I'm not trying to be Bay Area-centric but there's a bunch of art happenings this weekend so I just had to spread a little news. (Forgive me, dear non-Bay Area blog friends, I promise you are not forgotten!)

  1. The San Francisco International Film Festival opened last night and my sweetie did a video installation of clouds in the lobby so we were given two free tickets to the swanky opening event. As of last night, the Festival is now officially open and running for the next 2 weeks and it's certainly worth a peek.
  2. ODC is presenting a dance festival over at the beloved Theater Artaud. (If you've never been to Theater Artaud, it's worth the ticket just to walk around that dreamy space and contemplate the huge wall of former-factory windows.) My sweetie's collaborator, Sara Shelton Mann, is being presented next weekend as part of this festival and her work is smart and surprising and subtle and I love it for all these reasons and more. (And, for those of you who know my dearest D personally, next weekend he's performing in Sara's piece, Inspirare, after many years behind the scenes as a designer/ producer/ director. So that's certainly an incentive for me to attend and maybe it's an incentive for you too.)
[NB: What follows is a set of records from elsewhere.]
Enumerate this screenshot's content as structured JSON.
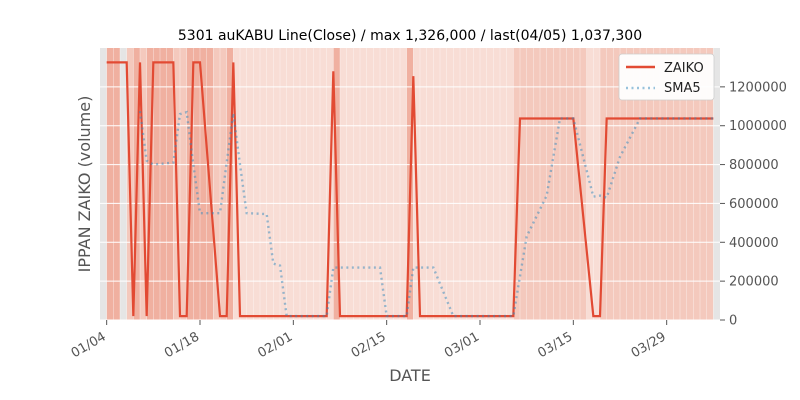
{
  "chart_data": {
    "type": "line",
    "title": "5301 auKABU Line(Close) / max 1,326,000 / last(04/05) 1,037,300",
    "xlabel": "DATE",
    "ylabel": "IPPAN ZAIKO (volume)",
    "ylim": [
      0,
      1400000
    ],
    "xlim": [
      "2019-01-03",
      "2019-04-06"
    ],
    "x_ticks": [
      "01/04",
      "01/18",
      "02/01",
      "02/15",
      "03/01",
      "03/15",
      "03/29"
    ],
    "y_ticks": [
      "0",
      "200000",
      "400000",
      "600000",
      "800000",
      "1000000",
      "1200000"
    ],
    "legend_position": "top-right",
    "grid": true,
    "colors": {
      "plot_background": "#e5e5e5",
      "zaiko": "#e24a33",
      "sma5": "#348abd",
      "shade_strong": "#f0b0a0",
      "shade_mid": "#f4c9bd",
      "shade_light": "#f8ddd5"
    },
    "shaded_ranges": [
      {
        "start": "2019-01-04",
        "end": "2019-01-06",
        "level": "strong"
      },
      {
        "start": "2019-01-07",
        "end": "2019-01-08",
        "level": "mid"
      },
      {
        "start": "2019-01-08",
        "end": "2019-01-09",
        "level": "strong"
      },
      {
        "start": "2019-01-09",
        "end": "2019-01-10",
        "level": "mid"
      },
      {
        "start": "2019-01-10",
        "end": "2019-01-14",
        "level": "strong"
      },
      {
        "start": "2019-01-14",
        "end": "2019-01-16",
        "level": "mid"
      },
      {
        "start": "2019-01-16",
        "end": "2019-01-20",
        "level": "strong"
      },
      {
        "start": "2019-01-20",
        "end": "2019-01-22",
        "level": "mid"
      },
      {
        "start": "2019-01-22",
        "end": "2019-01-23",
        "level": "strong"
      },
      {
        "start": "2019-01-23",
        "end": "2019-02-07",
        "level": "light"
      },
      {
        "start": "2019-02-07",
        "end": "2019-02-08",
        "level": "strong"
      },
      {
        "start": "2019-02-08",
        "end": "2019-02-18",
        "level": "light"
      },
      {
        "start": "2019-02-18",
        "end": "2019-02-19",
        "level": "strong"
      },
      {
        "start": "2019-02-19",
        "end": "2019-03-06",
        "level": "light"
      },
      {
        "start": "2019-03-06",
        "end": "2019-03-17",
        "level": "mid"
      },
      {
        "start": "2019-03-17",
        "end": "2019-03-19",
        "level": "light"
      },
      {
        "start": "2019-03-19",
        "end": "2019-04-05",
        "level": "mid"
      }
    ],
    "series": [
      {
        "name": "ZAIKO",
        "style": "solid",
        "x": [
          "2019-01-04",
          "2019-01-07",
          "2019-01-08",
          "2019-01-09",
          "2019-01-10",
          "2019-01-11",
          "2019-01-14",
          "2019-01-15",
          "2019-01-16",
          "2019-01-17",
          "2019-01-18",
          "2019-01-21",
          "2019-01-22",
          "2019-01-23",
          "2019-01-24",
          "2019-01-25",
          "2019-01-28",
          "2019-01-29",
          "2019-01-30",
          "2019-01-31",
          "2019-02-01",
          "2019-02-04",
          "2019-02-05",
          "2019-02-06",
          "2019-02-07",
          "2019-02-08",
          "2019-02-12",
          "2019-02-13",
          "2019-02-14",
          "2019-02-15",
          "2019-02-18",
          "2019-02-19",
          "2019-02-20",
          "2019-02-21",
          "2019-02-22",
          "2019-02-25",
          "2019-02-26",
          "2019-02-27",
          "2019-02-28",
          "2019-03-01",
          "2019-03-04",
          "2019-03-05",
          "2019-03-06",
          "2019-03-07",
          "2019-03-08",
          "2019-03-11",
          "2019-03-12",
          "2019-03-13",
          "2019-03-14",
          "2019-03-15",
          "2019-03-18",
          "2019-03-19",
          "2019-03-20",
          "2019-03-22",
          "2019-03-25",
          "2019-03-26",
          "2019-03-27",
          "2019-03-28",
          "2019-03-29",
          "2019-04-01",
          "2019-04-02",
          "2019-04-03",
          "2019-04-04",
          "2019-04-05"
        ],
        "values": [
          1326000,
          1326000,
          20000,
          1326000,
          20000,
          1326000,
          1326000,
          20000,
          20000,
          1326000,
          1326000,
          20000,
          20000,
          1326000,
          20000,
          20000,
          20000,
          20000,
          20000,
          20000,
          20000,
          20000,
          20000,
          20000,
          1280000,
          20000,
          20000,
          20000,
          20000,
          20000,
          20000,
          1255000,
          20000,
          20000,
          20000,
          20000,
          20000,
          20000,
          20000,
          20000,
          20000,
          20000,
          20000,
          1037300,
          1037300,
          1037300,
          1037300,
          1037300,
          1037300,
          1037300,
          20000,
          20000,
          1037300,
          1037300,
          1037300,
          1037300,
          1037300,
          1037300,
          1037300,
          1037300,
          1037300,
          1037300,
          1037300,
          1037300
        ]
      },
      {
        "name": "SMA5",
        "style": "dotted",
        "x": [
          "2019-01-09",
          "2019-01-10",
          "2019-01-11",
          "2019-01-14",
          "2019-01-15",
          "2019-01-16",
          "2019-01-17",
          "2019-01-18",
          "2019-01-21",
          "2019-01-22",
          "2019-01-23",
          "2019-01-24",
          "2019-01-25",
          "2019-01-28",
          "2019-01-29",
          "2019-01-30",
          "2019-01-31",
          "2019-02-01",
          "2019-02-04",
          "2019-02-05",
          "2019-02-06",
          "2019-02-07",
          "2019-02-08",
          "2019-02-12",
          "2019-02-13",
          "2019-02-14",
          "2019-02-15",
          "2019-02-18",
          "2019-02-19",
          "2019-02-20",
          "2019-02-21",
          "2019-02-22",
          "2019-02-25",
          "2019-02-26",
          "2019-02-27",
          "2019-02-28",
          "2019-03-01",
          "2019-03-04",
          "2019-03-05",
          "2019-03-06",
          "2019-03-07",
          "2019-03-08",
          "2019-03-11",
          "2019-03-12",
          "2019-03-13",
          "2019-03-14",
          "2019-03-15",
          "2019-03-18",
          "2019-03-19",
          "2019-03-20",
          "2019-03-22",
          "2019-03-25",
          "2019-03-26",
          "2019-03-27",
          "2019-03-28",
          "2019-03-29",
          "2019-04-01",
          "2019-04-02",
          "2019-04-03",
          "2019-04-04",
          "2019-04-05"
        ],
        "values": [
          1075000,
          820000,
          800000,
          810000,
          1060000,
          1070000,
          800000,
          550000,
          550000,
          810000,
          1065000,
          800000,
          550000,
          545000,
          290000,
          280000,
          20000,
          20000,
          20000,
          20000,
          20000,
          270000,
          270000,
          270000,
          270000,
          270000,
          20000,
          20000,
          270000,
          270000,
          270000,
          270000,
          20000,
          20000,
          20000,
          20000,
          20000,
          20000,
          20000,
          20000,
          225000,
          430000,
          640000,
          840000,
          1037300,
          1037300,
          1037300,
          635000,
          640000,
          630000,
          840000,
          1037300,
          1037300,
          1037300,
          1037300,
          1037300,
          1037300,
          1037300,
          1037300,
          1037300,
          1037300
        ]
      }
    ]
  }
}
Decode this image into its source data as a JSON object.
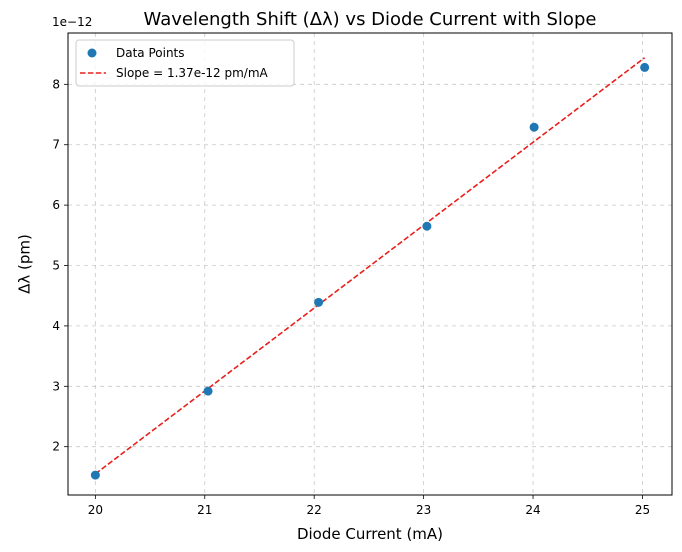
{
  "chart_data": {
    "type": "scatter",
    "title": "Wavelength Shift (Δλ) vs Diode Current with Slope",
    "xlabel": "Diode Current (mA)",
    "ylabel": "Δλ (pm)",
    "y_offset_label": "1e−12",
    "xlim": [
      19.75,
      25.27
    ],
    "ylim": [
      1.2,
      8.85
    ],
    "x_ticks": [
      20,
      21,
      22,
      23,
      24,
      25
    ],
    "y_ticks": [
      2,
      3,
      4,
      5,
      6,
      7,
      8
    ],
    "grid": true,
    "legend_position": "top-left",
    "series": [
      {
        "name": "Data Points",
        "kind": "points",
        "color": "#1f77b4",
        "x": [
          20.0,
          21.03,
          22.04,
          23.03,
          24.01,
          25.02
        ],
        "y": [
          1.53,
          2.92,
          4.39,
          5.65,
          7.29,
          8.28
        ]
      },
      {
        "name": "Slope = 1.37e-12 pm/mA",
        "kind": "line",
        "style": "dashed",
        "color": "#e8201c",
        "x": [
          20.0,
          25.02
        ],
        "y": [
          1.55,
          8.44
        ]
      }
    ]
  }
}
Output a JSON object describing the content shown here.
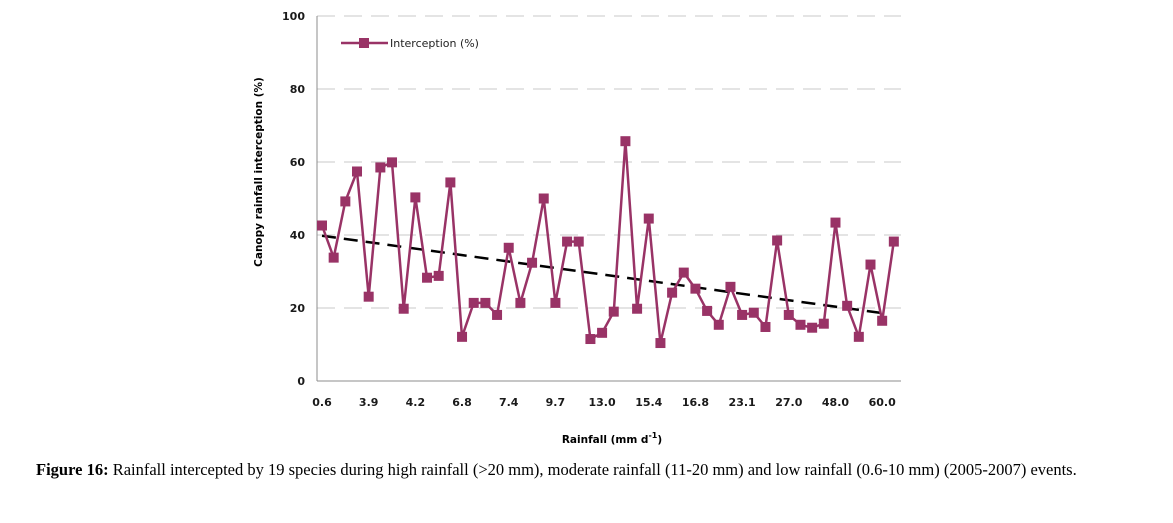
{
  "chart_data": {
    "type": "line",
    "title": "",
    "xlabel": "Rainfall (mm d",
    "xlabel_superscript": "-1",
    "xlabel_suffix": ")",
    "ylabel": "Canopy rainfall interception (%)",
    "ylim": [
      0,
      100
    ],
    "yticks": [
      0,
      20,
      40,
      60,
      80,
      100
    ],
    "grid": "horizontal dashed",
    "legend": {
      "position": "top-left",
      "entries": [
        "Interception (%)"
      ]
    },
    "x_tick_labels": [
      "0.6",
      "3.9",
      "4.2",
      "6.8",
      "7.4",
      "9.7",
      "13.0",
      "15.4",
      "16.8",
      "23.1",
      "27.0",
      "48.0",
      "60.0"
    ],
    "x_tick_every": 4,
    "series": [
      {
        "name": "Interception (%)",
        "color": "#993366",
        "marker": "square",
        "values": [
          42.6,
          33.8,
          49.2,
          57.4,
          23.1,
          58.5,
          59.9,
          19.8,
          50.3,
          28.3,
          28.8,
          54.4,
          12.1,
          21.4,
          21.4,
          18.1,
          36.5,
          21.4,
          32.4,
          50.0,
          21.4,
          38.2,
          38.2,
          11.5,
          13.2,
          19.0,
          65.7,
          19.8,
          44.5,
          10.4,
          24.2,
          29.7,
          25.3,
          19.2,
          15.4,
          25.8,
          18.1,
          18.7,
          14.8,
          38.5,
          18.1,
          15.4,
          14.6,
          15.7,
          43.4,
          20.6,
          12.1,
          31.9,
          16.5,
          38.2
        ]
      }
    ],
    "trendline": {
      "type": "linear",
      "style": "dashed",
      "color": "#000000",
      "start_value": 39.8,
      "end_value": 18.6,
      "start_index": 0,
      "end_index": 48
    }
  },
  "caption": {
    "label": "Figure 16:",
    "text": " Rainfall intercepted by 19 species during high rainfall (>20 mm), moderate rainfall (11-20 mm) and low rainfall (0.6-10 mm) (2005-2007) events."
  }
}
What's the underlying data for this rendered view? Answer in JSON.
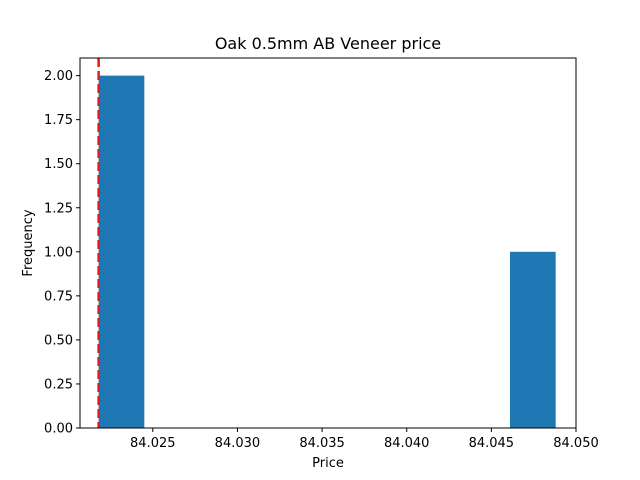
{
  "chart_data": {
    "type": "bar",
    "title": "Oak 0.5mm AB Veneer price",
    "xlabel": "Price",
    "ylabel": "Frequency",
    "xlim": [
      84.0207,
      84.05
    ],
    "ylim": [
      0,
      2.1
    ],
    "bins": [
      {
        "x0": 84.0218,
        "x1": 84.0245,
        "count": 2
      },
      {
        "x0": 84.0245,
        "x1": 84.0272,
        "count": 0
      },
      {
        "x0": 84.0272,
        "x1": 84.0299,
        "count": 0
      },
      {
        "x0": 84.0299,
        "x1": 84.0326,
        "count": 0
      },
      {
        "x0": 84.0326,
        "x1": 84.0353,
        "count": 0
      },
      {
        "x0": 84.0353,
        "x1": 84.038,
        "count": 0
      },
      {
        "x0": 84.038,
        "x1": 84.0407,
        "count": 0
      },
      {
        "x0": 84.0407,
        "x1": 84.0434,
        "count": 0
      },
      {
        "x0": 84.0434,
        "x1": 84.0461,
        "count": 0
      },
      {
        "x0": 84.0461,
        "x1": 84.0488,
        "count": 1
      }
    ],
    "reference_line": {
      "x": 84.0218,
      "style": "dashed",
      "color": "#e41a1c"
    },
    "xticks": [
      "84.025",
      "84.030",
      "84.035",
      "84.040",
      "84.045",
      "84.050"
    ],
    "xtick_values": [
      84.025,
      84.03,
      84.035,
      84.04,
      84.045,
      84.05
    ],
    "yticks": [
      "0.00",
      "0.25",
      "0.50",
      "0.75",
      "1.00",
      "1.25",
      "1.50",
      "1.75",
      "2.00"
    ],
    "ytick_values": [
      0,
      0.25,
      0.5,
      0.75,
      1.0,
      1.25,
      1.5,
      1.75,
      2.0
    ],
    "bar_color": "#1f77b4",
    "grid": false
  }
}
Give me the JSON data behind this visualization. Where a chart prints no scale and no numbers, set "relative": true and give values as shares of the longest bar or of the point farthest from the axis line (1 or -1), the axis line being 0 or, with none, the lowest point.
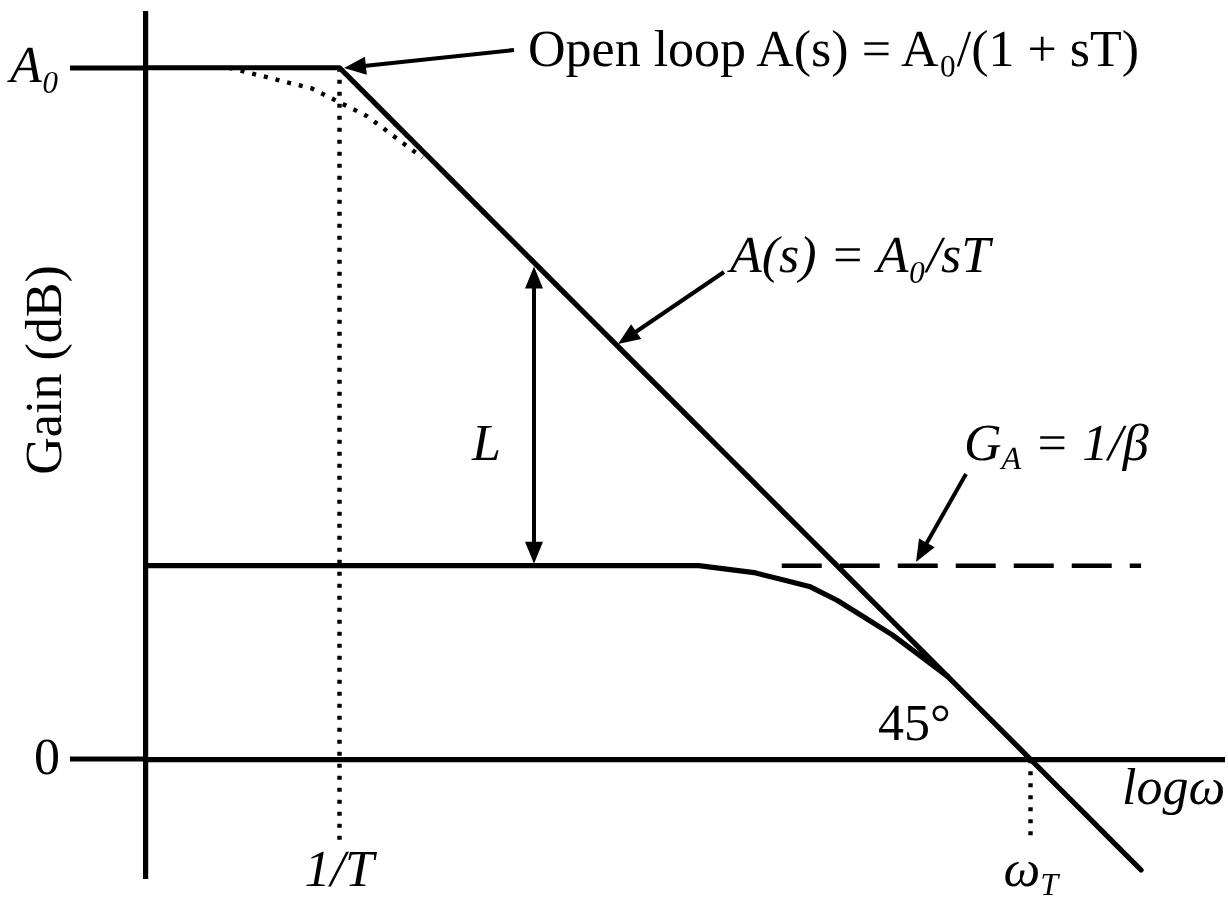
{
  "chart_data": {
    "type": "line",
    "relative": true,
    "ylabel": "Gain (dB)",
    "xlabel": "logω",
    "categories": [
      null,
      null,
      null,
      null,
      null,
      null,
      null,
      "1/T",
      null,
      null,
      null,
      null,
      null,
      null,
      null,
      null,
      null,
      null,
      null,
      null,
      null,
      null,
      null,
      null,
      null,
      null,
      null,
      null,
      null,
      null,
      null,
      null,
      "ω$_{T}$",
      null,
      null,
      null,
      null,
      null,
      null,
      null
    ],
    "marker": "none",
    "series": [
      {
        "values": [
          1,
          1,
          1,
          1,
          1,
          1,
          1,
          1,
          0.96,
          0.92,
          0.88,
          0.84,
          0.8,
          0.76,
          0.72,
          0.68,
          0.64,
          0.6,
          0.56,
          0.52,
          0.48,
          0.44,
          0.4,
          0.36,
          0.32,
          0.28,
          0.24,
          0.2,
          0.16,
          0.12,
          0.08,
          0.04,
          0,
          -0.04,
          -0.08,
          -0.12,
          -0.16,
          null,
          null,
          null
        ],
        "color": "#000000",
        "line_style": "solid"
      },
      {
        "values": [
          null,
          null,
          null,
          1,
          0.99,
          0.98,
          0.97,
          0.95,
          0.93,
          0.9,
          0.87,
          null,
          null,
          null,
          null,
          null,
          null,
          null,
          null,
          null,
          null,
          null,
          null,
          null,
          null,
          null,
          null,
          null,
          null,
          null,
          null,
          null,
          null,
          null,
          null,
          null,
          null,
          null,
          null,
          null
        ],
        "color": "#000000",
        "line_style": "dotted"
      },
      {
        "values": [
          0.28,
          0.28,
          0.28,
          0.28,
          0.28,
          0.28,
          0.28,
          0.28,
          0.28,
          0.28,
          0.28,
          0.28,
          0.28,
          0.28,
          0.28,
          0.28,
          0.28,
          0.28,
          0.28,
          0.28,
          0.28,
          0.275,
          0.27,
          0.26,
          0.25,
          0.23,
          0.205,
          0.18,
          0.15,
          0.12,
          null,
          null,
          null,
          null,
          null,
          null,
          null,
          null,
          null,
          null
        ],
        "color": "#000000",
        "line_style": "solid"
      },
      {
        "values": [
          null,
          null,
          null,
          null,
          null,
          null,
          null,
          null,
          null,
          null,
          null,
          null,
          null,
          null,
          null,
          null,
          null,
          null,
          null,
          null,
          null,
          null,
          null,
          0.28,
          0.28,
          0.28,
          0.28,
          0.28,
          0.28,
          0.28,
          0.28,
          0.28,
          0.28,
          0.28,
          0.28,
          0.28,
          0.28,
          null,
          null,
          null
        ],
        "color": "#000000",
        "line_style": "dashed"
      }
    ],
    "ref_lines": [
      {
        "axis": "x",
        "value": "1/T",
        "line_style": "dotted"
      },
      {
        "axis": "x",
        "value": "ω$_{T}$",
        "line_style": "dotted"
      }
    ],
    "annotations": [
      "A₀",
      "0",
      "Open loop A(s) = A₀/(1 + sT)",
      "A(s) = A₀/sT",
      "G$_{A}$ = 1/β",
      "L",
      "45°"
    ]
  }
}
  3. There's an Artifact poetry reading at the Oakland Art Gallery on Saturday night featuring Rae Armantrout, Alli Warren, and C.S. Giscombe and it promises to be good. Not to mention, with Artifact in this new reading space you simultaneously get to check out the art gallery while you're listening to poetry so that makes it doubly good.
  4. My friend Elizabeth Andersen has an opening reception for her painting exhibit at Luka's on Grand Ave in Oakland on Sunday. (Liz was a poetry cohort of mine in grad school and it's always wonderful to watch someone move from one artistic discipline to another.)
  5. There's also a new InkBoat show, c(H)ord, at Yerba Buena Center for the Arts and we have tickets for tonight so that's promising if you're at all interested in experimental dance or Butoh.
  6. Lastly, on a slightly separate note, if you haven't been to the Grand Lake Farmer's Market on a Saturday morning then you should schedule that in for tomorrow, for certain. It's a great Oakland farmer's market with booth upon booth of local and organic produce, a strip of craft booths which are absolutely adorable, live music near the hot food tents, and there's even some fun blow-up structures for kids to play on. Last weekend there was also a mini petting zoo complete with rabbits, chickens, and miniature horses! Whatever you do this weekend, Happy Friday dear friends!